L. F. VERISSIMO*
Quando Catarina, czarina de todas as Rússias, convidou o enciclopedista francês Denis Diderot para ser uma espécie de filósofo em residência no palácio Hermitage, em São Petersburgo, estava seguindo uma tradição que começara anos antes com o convite da rainha Cristina da Suécia a René Descartes para ir dar uma sacudida intelectual no seu reino. Anos mais tarde, Frederico o Grande, da Prússia, também quis ter o seu francês e mandou buscar Voltaire para ser seu interlocutor e consultor literário e legitimar sua pretensão a rei-filósofo, um legítimo produto do Iluminismo.
Descartes, com sua ideia doida de que o homem inventara Deus com a razão que Deus lhe dera, foi hostilizado pelos pensadores locais como já tinha sido combatido pela Igreja na França. Escreveu de Estocolmo para um amigo: “Me parece que aqui as ideias congelam, exatamente como a água”. Foi o frio da Suécia que o matou, embora se desconfie que os médicos da corte, inspirados pelo ciúme que ele provocava, tenham ajudado um resfriado a se tornar mortal.
Denis Diderot ficou dois anos em São Petersburgo. Seu relacionamento com a czarina e sua corte foi no mínimo pacífica e a separação foi amigável. A visita de Voltaire ao palácio de verão de Sans Souci, perto de Berlim, se estendeu para três anos e foi feliz enquanto durou – ou até Voltaire ser preso a mando do rei quando tentava voltar para casa, acusado de quebra de contrato e corrupção e de ter roubado alguns dos seus poemas eróticos, provavelmente a acusação que mais doeu. Mas é curioso como os três (entre outros, como Rousseau, Condorcet, D’Alembert, que também levaram conselhos franceses a poderosos de outras terras) foram adotados por monarquias absolutas justamente por serem notórios hereges, cuja crítica à ortodoxia religiosa implicava, por tabela, uma crítica a todo poder absolutista, e cujas ideias mais tarde dariam origem às revoluções republicanas. (É de Diderot a frase “A humanidade só será livre no dia em que o último déspota for enforcado com as tripas do último padre”).
Talvez os monarcas intuíssem que mostras de inquietação intelectual e credenciais progressistas os salvariam da onda racionalista que se aproximava, ou talvez apenas quisessem intelectuais iconoclastas aos seus pés, como animais domados.

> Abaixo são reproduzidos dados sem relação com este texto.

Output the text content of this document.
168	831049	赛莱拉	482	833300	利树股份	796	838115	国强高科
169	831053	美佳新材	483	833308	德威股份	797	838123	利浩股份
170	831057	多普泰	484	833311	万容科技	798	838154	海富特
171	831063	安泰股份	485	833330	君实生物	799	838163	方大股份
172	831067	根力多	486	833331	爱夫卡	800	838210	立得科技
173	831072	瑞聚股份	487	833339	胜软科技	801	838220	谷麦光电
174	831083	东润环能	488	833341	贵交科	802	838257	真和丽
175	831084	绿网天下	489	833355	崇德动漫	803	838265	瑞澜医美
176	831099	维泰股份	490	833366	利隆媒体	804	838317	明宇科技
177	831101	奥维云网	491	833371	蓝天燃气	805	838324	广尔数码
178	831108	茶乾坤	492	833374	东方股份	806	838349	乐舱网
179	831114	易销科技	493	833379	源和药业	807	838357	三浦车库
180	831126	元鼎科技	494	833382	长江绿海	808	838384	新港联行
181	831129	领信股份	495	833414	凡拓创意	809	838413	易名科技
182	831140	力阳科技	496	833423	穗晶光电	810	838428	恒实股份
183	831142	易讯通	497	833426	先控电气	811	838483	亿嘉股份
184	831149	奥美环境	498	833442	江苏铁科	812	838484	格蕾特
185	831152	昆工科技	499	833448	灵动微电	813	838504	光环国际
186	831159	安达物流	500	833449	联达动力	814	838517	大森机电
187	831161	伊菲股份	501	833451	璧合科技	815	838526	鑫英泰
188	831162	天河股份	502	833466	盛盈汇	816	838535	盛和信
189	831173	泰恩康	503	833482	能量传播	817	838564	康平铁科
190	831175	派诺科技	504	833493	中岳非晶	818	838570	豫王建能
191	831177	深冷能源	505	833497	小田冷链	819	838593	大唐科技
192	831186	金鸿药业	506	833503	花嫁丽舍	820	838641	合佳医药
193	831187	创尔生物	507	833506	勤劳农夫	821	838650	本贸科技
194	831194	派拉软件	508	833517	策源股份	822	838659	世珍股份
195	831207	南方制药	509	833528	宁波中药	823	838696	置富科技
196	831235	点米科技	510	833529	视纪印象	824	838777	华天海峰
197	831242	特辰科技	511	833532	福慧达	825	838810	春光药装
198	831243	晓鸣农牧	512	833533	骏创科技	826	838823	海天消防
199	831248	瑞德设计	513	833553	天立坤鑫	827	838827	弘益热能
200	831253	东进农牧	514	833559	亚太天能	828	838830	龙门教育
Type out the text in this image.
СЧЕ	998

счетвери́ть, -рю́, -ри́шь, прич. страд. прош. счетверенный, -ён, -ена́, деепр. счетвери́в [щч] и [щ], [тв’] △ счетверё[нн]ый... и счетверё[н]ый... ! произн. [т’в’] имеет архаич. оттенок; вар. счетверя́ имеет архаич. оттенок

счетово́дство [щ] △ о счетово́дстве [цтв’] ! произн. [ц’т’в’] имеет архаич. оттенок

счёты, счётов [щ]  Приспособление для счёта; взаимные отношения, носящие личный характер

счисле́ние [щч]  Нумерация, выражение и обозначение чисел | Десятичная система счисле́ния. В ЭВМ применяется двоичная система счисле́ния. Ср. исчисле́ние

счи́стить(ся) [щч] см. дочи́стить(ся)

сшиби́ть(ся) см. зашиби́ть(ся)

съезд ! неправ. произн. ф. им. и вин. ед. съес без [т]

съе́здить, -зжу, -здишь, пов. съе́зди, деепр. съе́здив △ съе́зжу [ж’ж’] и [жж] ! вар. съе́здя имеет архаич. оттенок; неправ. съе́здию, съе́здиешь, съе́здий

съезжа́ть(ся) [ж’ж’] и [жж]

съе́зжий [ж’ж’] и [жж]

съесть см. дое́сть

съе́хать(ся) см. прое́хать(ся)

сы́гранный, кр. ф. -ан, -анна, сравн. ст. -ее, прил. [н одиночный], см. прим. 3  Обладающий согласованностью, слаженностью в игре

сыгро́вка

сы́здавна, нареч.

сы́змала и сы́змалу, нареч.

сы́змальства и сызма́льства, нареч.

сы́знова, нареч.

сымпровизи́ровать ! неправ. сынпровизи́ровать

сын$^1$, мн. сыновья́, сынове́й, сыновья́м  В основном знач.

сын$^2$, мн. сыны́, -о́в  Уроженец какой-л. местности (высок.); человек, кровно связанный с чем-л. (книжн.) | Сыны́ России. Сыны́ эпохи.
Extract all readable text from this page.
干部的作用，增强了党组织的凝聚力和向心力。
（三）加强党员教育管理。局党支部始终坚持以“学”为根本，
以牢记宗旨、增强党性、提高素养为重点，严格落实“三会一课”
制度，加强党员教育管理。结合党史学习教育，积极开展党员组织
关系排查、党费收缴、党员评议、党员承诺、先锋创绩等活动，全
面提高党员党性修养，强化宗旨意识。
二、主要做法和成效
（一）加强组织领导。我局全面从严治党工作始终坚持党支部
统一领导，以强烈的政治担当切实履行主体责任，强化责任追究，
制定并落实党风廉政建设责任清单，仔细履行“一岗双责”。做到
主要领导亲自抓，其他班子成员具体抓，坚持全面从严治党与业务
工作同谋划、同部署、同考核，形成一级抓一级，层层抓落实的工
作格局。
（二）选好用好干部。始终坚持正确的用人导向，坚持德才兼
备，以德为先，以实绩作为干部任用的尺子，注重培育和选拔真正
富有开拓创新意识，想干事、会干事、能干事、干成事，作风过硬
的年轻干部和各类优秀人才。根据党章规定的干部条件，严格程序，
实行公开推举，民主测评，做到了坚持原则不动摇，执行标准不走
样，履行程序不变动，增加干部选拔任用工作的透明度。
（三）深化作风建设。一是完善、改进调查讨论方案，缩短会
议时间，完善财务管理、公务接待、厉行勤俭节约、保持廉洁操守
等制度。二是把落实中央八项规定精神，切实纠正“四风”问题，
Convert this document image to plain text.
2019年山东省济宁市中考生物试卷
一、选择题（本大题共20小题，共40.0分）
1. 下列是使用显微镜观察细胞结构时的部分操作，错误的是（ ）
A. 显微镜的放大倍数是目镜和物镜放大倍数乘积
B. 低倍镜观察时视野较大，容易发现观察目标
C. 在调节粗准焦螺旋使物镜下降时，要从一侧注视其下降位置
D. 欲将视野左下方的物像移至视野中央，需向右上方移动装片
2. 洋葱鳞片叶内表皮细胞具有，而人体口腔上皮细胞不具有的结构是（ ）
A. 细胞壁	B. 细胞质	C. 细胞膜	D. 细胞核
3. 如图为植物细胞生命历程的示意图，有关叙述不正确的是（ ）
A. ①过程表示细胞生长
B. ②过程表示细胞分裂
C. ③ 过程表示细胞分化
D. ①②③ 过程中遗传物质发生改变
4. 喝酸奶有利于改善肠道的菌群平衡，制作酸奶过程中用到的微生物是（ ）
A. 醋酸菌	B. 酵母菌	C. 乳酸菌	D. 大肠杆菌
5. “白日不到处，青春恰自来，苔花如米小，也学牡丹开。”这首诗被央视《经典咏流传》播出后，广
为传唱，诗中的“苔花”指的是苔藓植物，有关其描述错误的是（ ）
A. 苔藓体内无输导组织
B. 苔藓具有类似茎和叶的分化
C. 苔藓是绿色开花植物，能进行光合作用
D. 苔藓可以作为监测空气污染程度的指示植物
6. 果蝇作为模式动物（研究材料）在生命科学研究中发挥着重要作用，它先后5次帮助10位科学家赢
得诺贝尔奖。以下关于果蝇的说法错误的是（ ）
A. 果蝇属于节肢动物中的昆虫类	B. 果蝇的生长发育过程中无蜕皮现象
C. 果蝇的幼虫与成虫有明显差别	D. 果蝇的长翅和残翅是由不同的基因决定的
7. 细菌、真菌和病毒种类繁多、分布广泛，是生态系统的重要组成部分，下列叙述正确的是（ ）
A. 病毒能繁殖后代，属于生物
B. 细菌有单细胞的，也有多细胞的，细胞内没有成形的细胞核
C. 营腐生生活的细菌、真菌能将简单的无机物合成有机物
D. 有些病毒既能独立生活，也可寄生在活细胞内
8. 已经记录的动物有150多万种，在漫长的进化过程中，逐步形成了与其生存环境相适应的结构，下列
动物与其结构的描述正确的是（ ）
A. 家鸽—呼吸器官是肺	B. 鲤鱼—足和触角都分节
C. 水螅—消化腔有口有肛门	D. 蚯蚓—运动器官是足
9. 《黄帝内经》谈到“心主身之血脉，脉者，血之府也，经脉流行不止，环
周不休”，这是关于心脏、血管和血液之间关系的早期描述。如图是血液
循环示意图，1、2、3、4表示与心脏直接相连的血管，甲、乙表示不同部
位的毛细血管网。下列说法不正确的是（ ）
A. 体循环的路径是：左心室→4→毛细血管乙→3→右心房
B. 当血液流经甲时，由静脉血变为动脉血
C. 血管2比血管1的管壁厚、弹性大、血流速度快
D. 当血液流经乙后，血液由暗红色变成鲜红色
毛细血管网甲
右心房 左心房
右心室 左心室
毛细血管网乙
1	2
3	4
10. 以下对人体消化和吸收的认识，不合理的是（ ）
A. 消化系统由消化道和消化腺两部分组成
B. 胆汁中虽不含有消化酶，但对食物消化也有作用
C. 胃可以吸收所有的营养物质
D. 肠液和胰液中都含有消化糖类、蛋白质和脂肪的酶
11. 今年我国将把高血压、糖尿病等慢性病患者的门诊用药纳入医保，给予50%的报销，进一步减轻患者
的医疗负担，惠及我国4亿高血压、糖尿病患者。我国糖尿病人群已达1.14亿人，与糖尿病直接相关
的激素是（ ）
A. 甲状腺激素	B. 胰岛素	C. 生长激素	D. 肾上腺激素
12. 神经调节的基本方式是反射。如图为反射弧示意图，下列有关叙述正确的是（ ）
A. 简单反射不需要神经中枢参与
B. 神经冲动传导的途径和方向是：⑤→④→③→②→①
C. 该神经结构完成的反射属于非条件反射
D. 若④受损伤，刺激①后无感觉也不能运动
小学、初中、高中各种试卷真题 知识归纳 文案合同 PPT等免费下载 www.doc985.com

Mas qual era a razão dos intelectuais para aceitarem os convites? Na época, não se recusava um bom patrono, ainda mais um patrono com verbas reais, mas mesmo assim... Já era, então, a questão, que atravessaria a História, da relação dos intelectuais com o poder e do poder com os intelectuais. Onde terminam a fascinação e a vaidade e começa a cumplicidade, onde termina a admiração e começa a cooptação.
__________________________*Escritor. Cronista.